O Marco Civil da Internet, que começa como um bom documento de defesa dos cidadão e de valorização da Internet, encontra na seção IV uma forma artificial, equivocada e perigosa de, para defender o abuso de uns poucos, dar poder demais aos provedores de acesso ou hospedagem, e permitir que se remova um conteúdo sem julgamento e sem direito de defesa.
Pelo artigo IV, bastaria a LOCAWEB reclamar e notificar a ela própria, para que meu artigo sobre a demissão de seu diretor comercial fosse retirado do ar, sem que eu pudesse dizer nada. Só podendo me manifestar depois da retirada, e tendo que provar que não ofendi ninguém. Na prática o provedor virá polícia, juiz e prisão.
Imagine então o ReclameAqui, a maioria das empresas poderiam alegar que estão sendo ofendidas pelas reclamações dos consumidores que lá escrevem, e o provedor de hospedagem removeria todo o conteúdo do site.
A questão é que não se pode simplificar um tema tão sério. Todos nós temos o direito a defesa e a um julgamento justo antes de sermos afetados pela pena. E quem faz isso em uma sociedade democrática é o poder judiciário. Isso é básico para a liberdade. Você pode até se perguntar : Mas isso não demora muito? Não. Existem ações liminares e cautelares que permitem que uma real ofensa a alguém seja retirada na justiça. Além disso, quem fez a ofensa vai pagar caro, muito caro, na justiça. Mas só depois de se defender e ser condenado. Impedir o judiciário de agir, e entregar este poder a uma empresa privada, só porque ela hospeda o Twitter, o Orkut ou meu Blog, é recriar a censura, ou melhor, censurar a Internet.
A seção IV coloca o provedor como o responsável pela ofensa, caso ele não atenda ao ofendido. Isso na prática faz com que o provedor sempre seja compelido a agir tirando o conteúdo. Uma festa da censura. Se ele não retira o conteúdo, e o ofendido estiver certo, ele é responsável e paga solidariamente com o dono do conteúdo supostamente ofensivo. Agora, se ele retira o conteúdo, e depois de muita briga e tempo, se mostra que o conteúdo não era de fato mentiroso, ou ofensivo, nada acontece. Niugém tem que indenisar o dono do conteúdo, atingido pela censura prévia. Assim fica óbvio que ele sempre agirá removendo e bloqueando qualquer conteúdo denunciado. Sem pensar duas vezes. As empresas que não atendem bem o consumidor, os funcionários públicos de abusam do cidadão, e os políticos corruptos, agradecem a brilhante ideia, e vão usar constantemente este mecanismo para pressionar a todos que quiserem escrever algo contra eles.

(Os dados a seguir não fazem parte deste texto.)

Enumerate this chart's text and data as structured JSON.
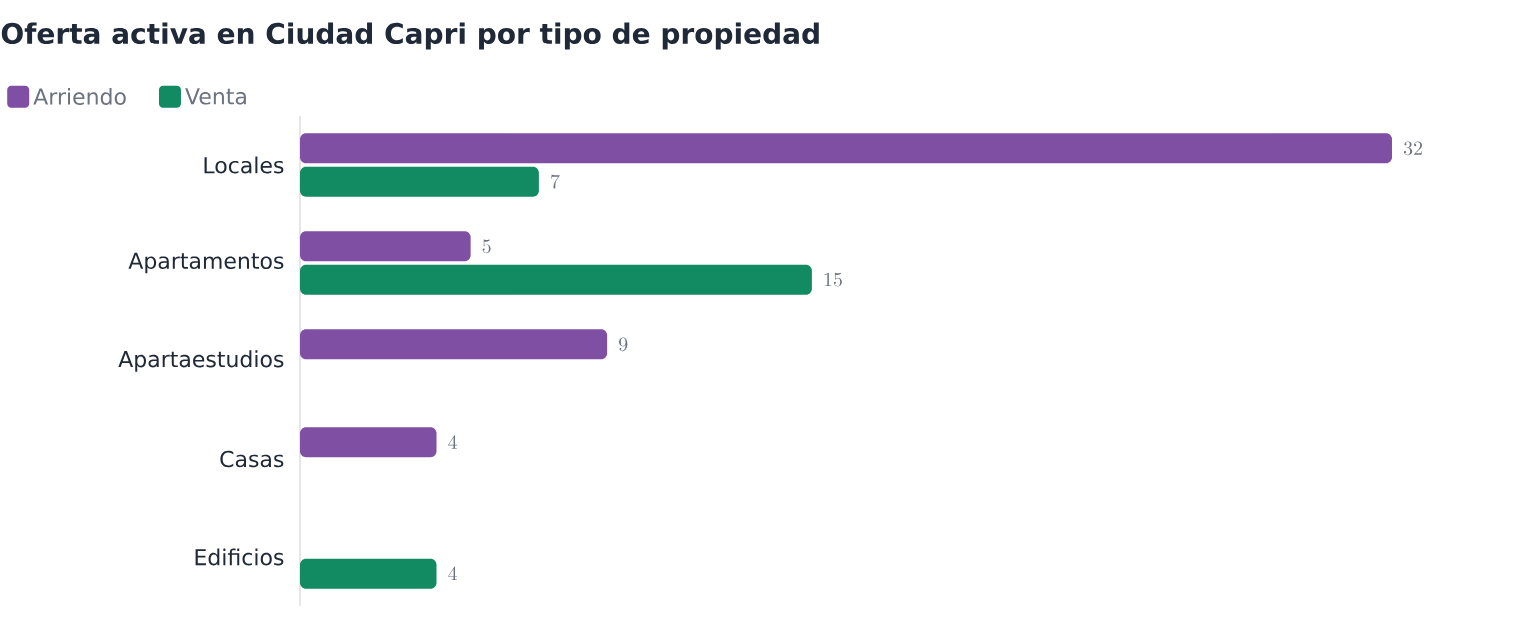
{
  "chart_data": {
    "type": "bar",
    "orientation": "horizontal",
    "title": "Oferta activa en Ciudad Capri por tipo de propiedad",
    "categories": [
      "Locales",
      "Apartamentos",
      "Apartaestudios",
      "Casas",
      "Edificios"
    ],
    "series": [
      {
        "name": "Arriendo",
        "color": "#7f4fa3",
        "values": [
          32,
          5,
          9,
          4,
          null
        ]
      },
      {
        "name": "Venta",
        "color": "#128a62",
        "values": [
          7,
          15,
          null,
          null,
          4
        ]
      }
    ],
    "data_labels": true,
    "legend": "top left"
  }
}
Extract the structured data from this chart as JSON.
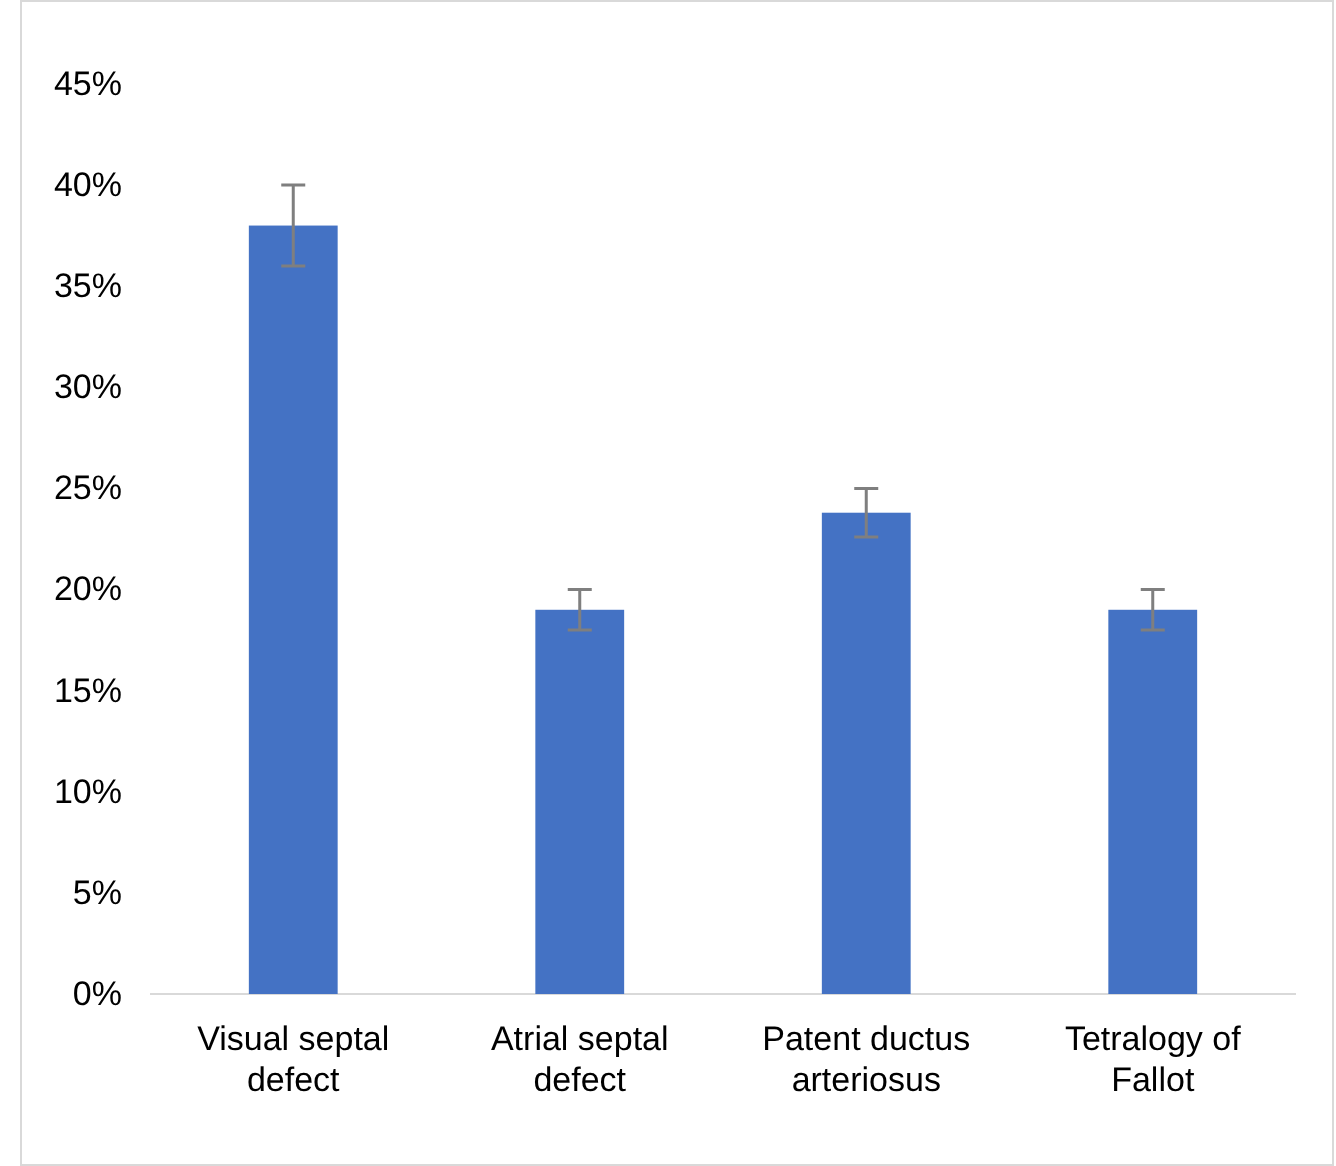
{
  "chart_data": {
    "type": "bar",
    "categories": [
      "Visual septal defect",
      "Atrial septal defect",
      "Patent ductus arteriosus",
      "Tetralogy of Fallot"
    ],
    "values": [
      38,
      19,
      23.8,
      19
    ],
    "errors": [
      2,
      1,
      1.2,
      1
    ],
    "color": "#4472c4",
    "ylim": [
      0,
      45
    ],
    "yticks": [
      {
        "value": 0,
        "label": "0%"
      },
      {
        "value": 5,
        "label": "5%"
      },
      {
        "value": 10,
        "label": "10%"
      },
      {
        "value": 15,
        "label": "15%"
      },
      {
        "value": 20,
        "label": "20%"
      },
      {
        "value": 25,
        "label": "25%"
      },
      {
        "value": 30,
        "label": "30%"
      },
      {
        "value": 35,
        "label": "35%"
      },
      {
        "value": 40,
        "label": "40%"
      },
      {
        "value": 45,
        "label": "45%"
      }
    ],
    "grid": false
  }
}
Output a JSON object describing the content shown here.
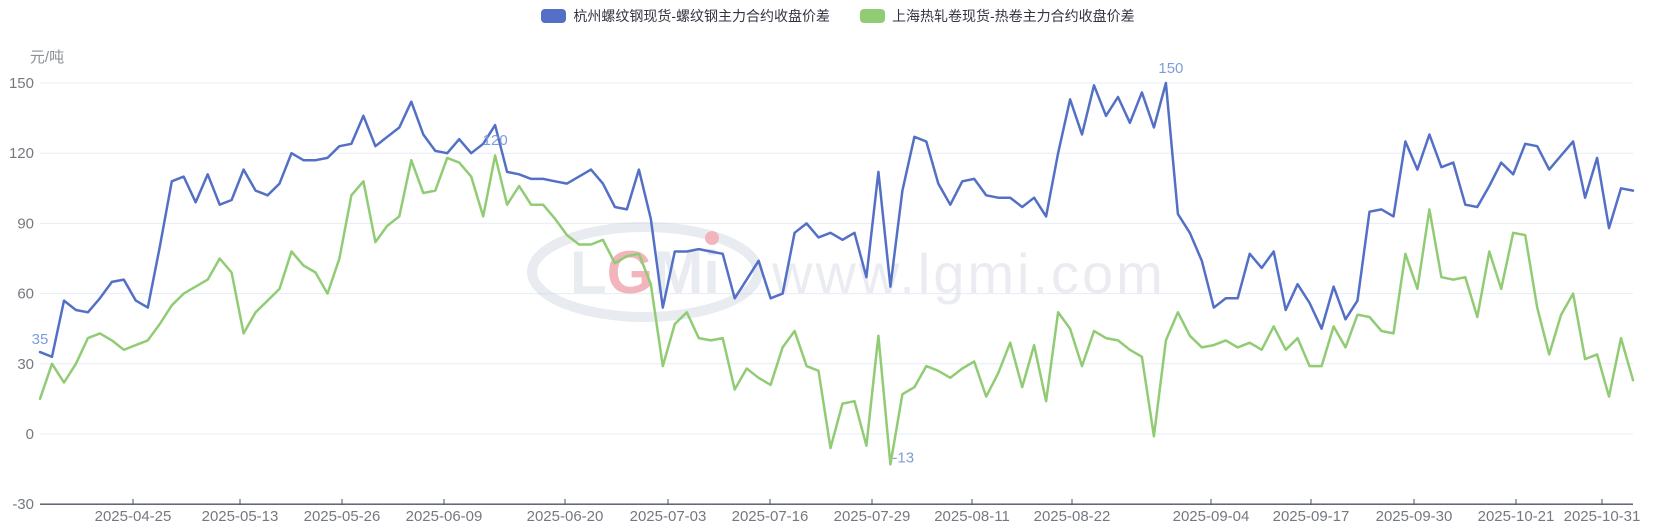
{
  "legend": {
    "items": [
      {
        "label": "杭州螺纹钢现货-螺纹钢主力合约收盘价差",
        "color": "#5470C6"
      },
      {
        "label": "上海热轧卷现货-热卷主力合约收盘价差",
        "color": "#91CC75"
      }
    ]
  },
  "watermark": {
    "logo_text": "LGMi",
    "url_text": "www.lgmi.com",
    "logo_gray": "#c9d0dd",
    "logo_red": "#e0515f",
    "url_gray": "#ced3de"
  },
  "colors": {
    "series_blue": "#5470C6",
    "series_green": "#91CC75",
    "grid_line": "#e7ecf5",
    "axis_line": "#4d5462",
    "axis_label": "#75797f",
    "annotation": "#7e9cdb",
    "axis_name": "#8a8f98",
    "background": "#ffffff"
  },
  "chart_data": {
    "type": "line",
    "title": "",
    "unit_label": "元/吨",
    "grid": "horizontal-only",
    "legend_position": "top-center",
    "y_axis": {
      "min": -30,
      "max": 150,
      "interval": 30,
      "ticks": [
        150,
        120,
        90,
        60,
        30,
        0,
        -30
      ]
    },
    "x_axis": {
      "tick_labels": [
        "2025-04-25",
        "2025-05-13",
        "2025-05-26",
        "2025-06-09",
        "2025-06-20",
        "2025-07-03",
        "2025-07-16",
        "2025-07-29",
        "2025-08-11",
        "2025-08-22",
        "2025-09-04",
        "2025-09-17",
        "2025-09-30",
        "2025-10-21",
        "2025-10-31"
      ]
    },
    "series": [
      {
        "name": "杭州螺纹钢现货-螺纹钢主力合约收盘价差",
        "color": "#5470C6",
        "values": [
          35,
          33,
          57,
          53,
          52,
          58,
          65,
          66,
          57,
          54,
          80,
          108,
          110,
          99,
          111,
          98,
          100,
          113,
          104,
          102,
          107,
          120,
          117,
          117,
          118,
          123,
          124,
          136,
          123,
          127,
          131,
          142,
          128,
          121,
          120,
          126,
          120,
          124,
          132,
          112,
          111,
          109,
          109,
          108,
          107,
          110,
          113,
          107,
          97,
          96,
          113,
          92,
          54,
          78,
          78,
          79,
          78,
          77,
          58,
          66,
          74,
          58,
          60,
          86,
          90,
          84,
          86,
          83,
          86,
          67,
          112,
          63,
          104,
          127,
          125,
          107,
          98,
          108,
          109,
          102,
          101,
          101,
          97,
          101,
          93,
          120,
          143,
          128,
          149,
          136,
          144,
          133,
          146,
          131,
          150,
          94,
          86,
          74,
          54,
          58,
          58,
          77,
          71,
          78,
          53,
          64,
          56,
          45,
          63,
          49,
          57,
          95,
          96,
          93,
          125,
          113,
          128,
          114,
          116,
          98,
          97,
          106,
          116,
          111,
          124,
          123,
          113,
          119,
          125,
          101,
          118,
          88,
          105,
          104
        ]
      },
      {
        "name": "上海热轧卷现货-热卷主力合约收盘价差",
        "color": "#91CC75",
        "values": [
          15,
          30,
          22,
          30,
          41,
          43,
          40,
          36,
          38,
          40,
          47,
          55,
          60,
          63,
          66,
          75,
          69,
          43,
          52,
          57,
          62,
          78,
          72,
          69,
          60,
          75,
          102,
          108,
          82,
          89,
          93,
          117,
          103,
          104,
          118,
          116,
          110,
          93,
          119,
          98,
          106,
          98,
          98,
          92,
          85,
          81,
          81,
          83,
          73,
          76,
          77,
          64,
          29,
          47,
          52,
          41,
          40,
          41,
          19,
          28,
          24,
          21,
          37,
          44,
          29,
          27,
          -6,
          13,
          14,
          -5,
          42,
          -13,
          17,
          20,
          29,
          27,
          24,
          28,
          31,
          16,
          26,
          39,
          20,
          38,
          14,
          52,
          45,
          29,
          44,
          41,
          40,
          36,
          33,
          -1,
          40,
          52,
          42,
          37,
          38,
          40,
          37,
          39,
          36,
          46,
          36,
          41,
          29,
          29,
          46,
          37,
          51,
          50,
          44,
          43,
          77,
          62,
          96,
          67,
          66,
          67,
          50,
          78,
          62,
          86,
          85,
          54,
          34,
          51,
          60,
          32,
          34,
          16,
          41,
          23
        ]
      }
    ],
    "annotations": [
      {
        "series": 0,
        "point_index": 0,
        "text": "35"
      },
      {
        "series": 0,
        "point_index": 36,
        "text": "120"
      },
      {
        "series": 0,
        "point_index": 94,
        "text": "150"
      },
      {
        "series": 1,
        "point_index": 71,
        "text": "-13"
      }
    ]
  }
}
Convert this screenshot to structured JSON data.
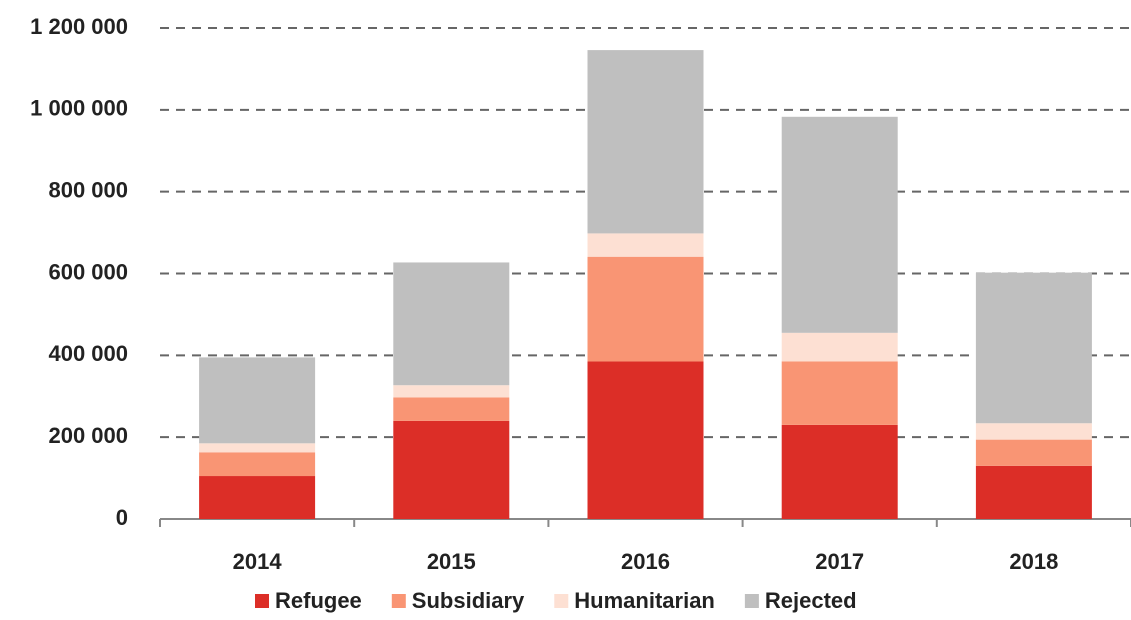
{
  "chart_data": {
    "type": "stacked_bar",
    "categories": [
      "2014",
      "2015",
      "2016",
      "2017",
      "2018"
    ],
    "series": [
      {
        "name": "Refugee",
        "color": "#dc2e27",
        "values": [
          105000,
          240000,
          385000,
          230000,
          130000
        ]
      },
      {
        "name": "Subsidiary",
        "color": "#f99574",
        "values": [
          58000,
          57000,
          256000,
          155000,
          64000
        ]
      },
      {
        "name": "Humanitarian",
        "color": "#fde0d3",
        "values": [
          22000,
          30000,
          57000,
          70000,
          40000
        ]
      },
      {
        "name": "Rejected",
        "color": "#bfbfbf",
        "values": [
          210000,
          300000,
          448000,
          528000,
          368000
        ]
      }
    ],
    "ylim": [
      0,
      1200000
    ],
    "yticks": [
      0,
      {
        "value": 200000,
        "label": "200 000"
      },
      {
        "value": 400000,
        "label": "400 000"
      },
      {
        "value": 600000,
        "label": "600 000"
      },
      {
        "value": 800000,
        "label": "800 000"
      },
      {
        "value": 1000000,
        "label": "1 000 000"
      },
      {
        "value": 1200000,
        "label": "1 200 000"
      }
    ],
    "grid": true,
    "legend": "bottom"
  }
}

Este é o problema. Uma seção mal escrita que compromete todo o documento, e criar uma contradição típica dos ditadores : Para defender a liberdade vamos limitá-la.
A única coisa inútil neste momento é reclamar depois. Só pela participação ativa nos processos colaborativos, democráticos, e políticos é que é possível criar um futuro melhor. A omissão e a apatia são péssimos companheiros.
Sugiro que você acesse o Marco Regulatório Civil da Internet Brasileira se cadastre, leia e colabore com seus comentários. Tire suas próprias conclusões e depois volte aqui para fazer seus comentários.
Sugiro também que envie este post para seus amigos, e que eles também acessem o Marco Regulatório Civil da Internet Brasileira e participem.